Jeremy Vine will be talking to Wedge (from FirstSigns) and Jenifer (an NHS consultant nurse) about ‘assisted’ self-harm within hospitals, mental health units and long-term care establishments, whereby a person is ‘allowed’ to hurt themselves under certain circumstances, and provided with clean implements to do so.

  • Monday 16th November 2009, 1pm
  • BBC Radio 2 , Jeremy Vine

SadnessWe blogged a little when we noticed that the newspapers were calling it ‘assisted’ self-harm which we feel is a confusing term. No one is suggesting that health-care professionals should help a person hurt themselves, rather, we are simply saying that health-care professionals must recognise that they cannot tell a person to ‘stop‘ hurting themselves without first supporting that person to develop and learn new ways of coping with distress.

Self-injury is a valid coping mechanism, and when a person has nothing else to rely on, we should respect that the person has a right to hurt themselves, and that other people do not have a right to stop them.
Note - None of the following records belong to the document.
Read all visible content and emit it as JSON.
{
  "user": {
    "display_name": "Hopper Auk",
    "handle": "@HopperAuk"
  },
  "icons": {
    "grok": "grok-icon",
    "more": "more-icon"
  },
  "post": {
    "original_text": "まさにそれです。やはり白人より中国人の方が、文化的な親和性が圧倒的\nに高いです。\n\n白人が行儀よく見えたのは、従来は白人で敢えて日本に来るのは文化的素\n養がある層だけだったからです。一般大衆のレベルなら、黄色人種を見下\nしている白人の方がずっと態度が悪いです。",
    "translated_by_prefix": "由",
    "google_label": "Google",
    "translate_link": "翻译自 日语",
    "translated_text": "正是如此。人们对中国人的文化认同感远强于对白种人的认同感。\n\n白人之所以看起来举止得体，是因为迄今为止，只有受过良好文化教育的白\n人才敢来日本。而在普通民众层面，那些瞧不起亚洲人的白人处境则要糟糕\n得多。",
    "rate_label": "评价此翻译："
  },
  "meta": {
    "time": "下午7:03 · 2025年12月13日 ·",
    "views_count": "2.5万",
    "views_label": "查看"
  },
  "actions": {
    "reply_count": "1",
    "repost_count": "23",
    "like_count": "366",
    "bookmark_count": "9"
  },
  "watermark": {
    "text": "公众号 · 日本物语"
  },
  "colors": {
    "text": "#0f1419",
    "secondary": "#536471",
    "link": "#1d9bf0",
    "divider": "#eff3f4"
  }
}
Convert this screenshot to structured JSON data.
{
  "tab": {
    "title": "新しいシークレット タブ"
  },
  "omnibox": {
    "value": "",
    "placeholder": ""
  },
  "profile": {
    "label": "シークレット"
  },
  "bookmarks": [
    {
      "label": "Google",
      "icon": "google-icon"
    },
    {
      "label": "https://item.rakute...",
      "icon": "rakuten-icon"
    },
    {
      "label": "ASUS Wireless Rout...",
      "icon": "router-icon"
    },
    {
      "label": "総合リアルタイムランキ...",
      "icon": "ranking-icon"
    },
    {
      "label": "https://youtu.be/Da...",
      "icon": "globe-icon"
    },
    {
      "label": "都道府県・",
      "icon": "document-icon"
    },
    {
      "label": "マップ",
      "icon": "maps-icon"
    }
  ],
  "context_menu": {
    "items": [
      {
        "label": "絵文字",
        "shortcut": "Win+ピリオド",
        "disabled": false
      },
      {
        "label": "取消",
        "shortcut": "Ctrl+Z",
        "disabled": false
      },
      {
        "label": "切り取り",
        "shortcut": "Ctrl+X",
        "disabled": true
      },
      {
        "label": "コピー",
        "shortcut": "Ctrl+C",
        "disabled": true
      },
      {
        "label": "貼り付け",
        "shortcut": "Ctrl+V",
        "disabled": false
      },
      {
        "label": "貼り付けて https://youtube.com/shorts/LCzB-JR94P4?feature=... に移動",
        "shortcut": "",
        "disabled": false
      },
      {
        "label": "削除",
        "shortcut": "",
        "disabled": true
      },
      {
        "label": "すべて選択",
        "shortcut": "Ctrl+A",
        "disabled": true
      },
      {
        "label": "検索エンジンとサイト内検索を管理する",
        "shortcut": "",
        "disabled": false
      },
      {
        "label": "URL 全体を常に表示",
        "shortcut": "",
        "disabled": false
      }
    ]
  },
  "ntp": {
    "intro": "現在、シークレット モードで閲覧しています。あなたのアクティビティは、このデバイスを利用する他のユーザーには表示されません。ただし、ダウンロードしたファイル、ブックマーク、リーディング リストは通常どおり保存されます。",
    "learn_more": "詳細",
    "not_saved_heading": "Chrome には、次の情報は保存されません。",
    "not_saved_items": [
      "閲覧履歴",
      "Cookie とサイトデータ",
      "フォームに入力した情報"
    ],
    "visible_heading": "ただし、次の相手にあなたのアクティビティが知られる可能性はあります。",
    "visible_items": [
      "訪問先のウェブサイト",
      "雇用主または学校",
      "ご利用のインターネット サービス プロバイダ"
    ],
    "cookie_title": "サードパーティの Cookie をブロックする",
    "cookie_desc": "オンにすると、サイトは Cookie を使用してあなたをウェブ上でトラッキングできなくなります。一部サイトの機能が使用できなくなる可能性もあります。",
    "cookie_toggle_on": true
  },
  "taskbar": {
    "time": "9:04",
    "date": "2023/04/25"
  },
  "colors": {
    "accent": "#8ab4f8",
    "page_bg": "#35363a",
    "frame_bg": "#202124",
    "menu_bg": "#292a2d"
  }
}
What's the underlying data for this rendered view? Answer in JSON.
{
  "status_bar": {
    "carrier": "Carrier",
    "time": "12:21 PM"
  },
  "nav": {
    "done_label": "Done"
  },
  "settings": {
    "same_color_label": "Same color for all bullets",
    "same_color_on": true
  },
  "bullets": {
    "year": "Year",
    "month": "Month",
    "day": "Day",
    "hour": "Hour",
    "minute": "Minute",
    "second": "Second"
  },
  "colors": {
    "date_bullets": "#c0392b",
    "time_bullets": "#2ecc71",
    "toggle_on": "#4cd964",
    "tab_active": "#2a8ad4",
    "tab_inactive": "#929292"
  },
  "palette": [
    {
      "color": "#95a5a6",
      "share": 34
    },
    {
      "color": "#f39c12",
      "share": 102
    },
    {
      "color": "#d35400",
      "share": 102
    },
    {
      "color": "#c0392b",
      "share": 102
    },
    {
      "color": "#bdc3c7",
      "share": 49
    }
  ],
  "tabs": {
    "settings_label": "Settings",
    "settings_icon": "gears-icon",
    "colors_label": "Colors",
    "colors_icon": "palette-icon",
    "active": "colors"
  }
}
Other people’s care and concern should be expressed in positive support, not negative denial. Positive support includes helping a person move away from self-injurious behaviour over a period of time, learning new things to rely on, and working on the underlying issues.

We must not over-simplify this complex issue; we must focus on the underlying cause of distress and not merely the act of self-injury as a person seeks relief and release. We shouldn’t just assume this is all about cutting either – self-harm is a wide topic, and self-injury can take the form of banging and other ‘easy to do’ behaviours, so it’s not right to focus on ‘giving people razor blades’ because that’s not the whole story here.

Wedge will be saying that it’s not about being ‘allowed’ to hurt yourself, it’s about recognising that we shouldn’t tell people to ‘just stop’ before they’ve been given alternative ways of coping.

It’s a complex subject; certainly people in care need help to move away from self-harm, but forbidding people to use self-injury isn’t the only way forward.

No one is suggesting the need to hand out razor blades carte blanche. We are saying that, as a part of a written and agreed care plan with the patient, there may be times when a person hurts themselves, and that occurrence shouldn’t be punished or forbidden. No one is saying that self-injury should be an easy option, no on is saying that self-injury is the right choice; we’re saying that as a last resort, after discussion, after alternatives have been tried, after counselling, after time, after thought, after all the steps in a person’s care plan have been addressed, self-injury (and then self-care and med attention) may be a stage a person needs. The next stage would be emotional debrief, lessons learnt and counselling.

As part of a structured care plan, created with the individual for the individual, self-injury (and the reduction of reliance upon it) has to be dealt with in a positive manner, not simply denied as if it doesn’t exist.

Ingrained behaviour, habitual long-term behaviour cannot be changed  on ‘Admissions Day’ – these things take time. It is wrong to dis-empower a vulnerable person and forbid them their release and relief before supporting them to make new choices.

We can leave self-harm behind; it takes time and effort, but we can make new choices for ourselves – please help us make these choices, don’t make them for us.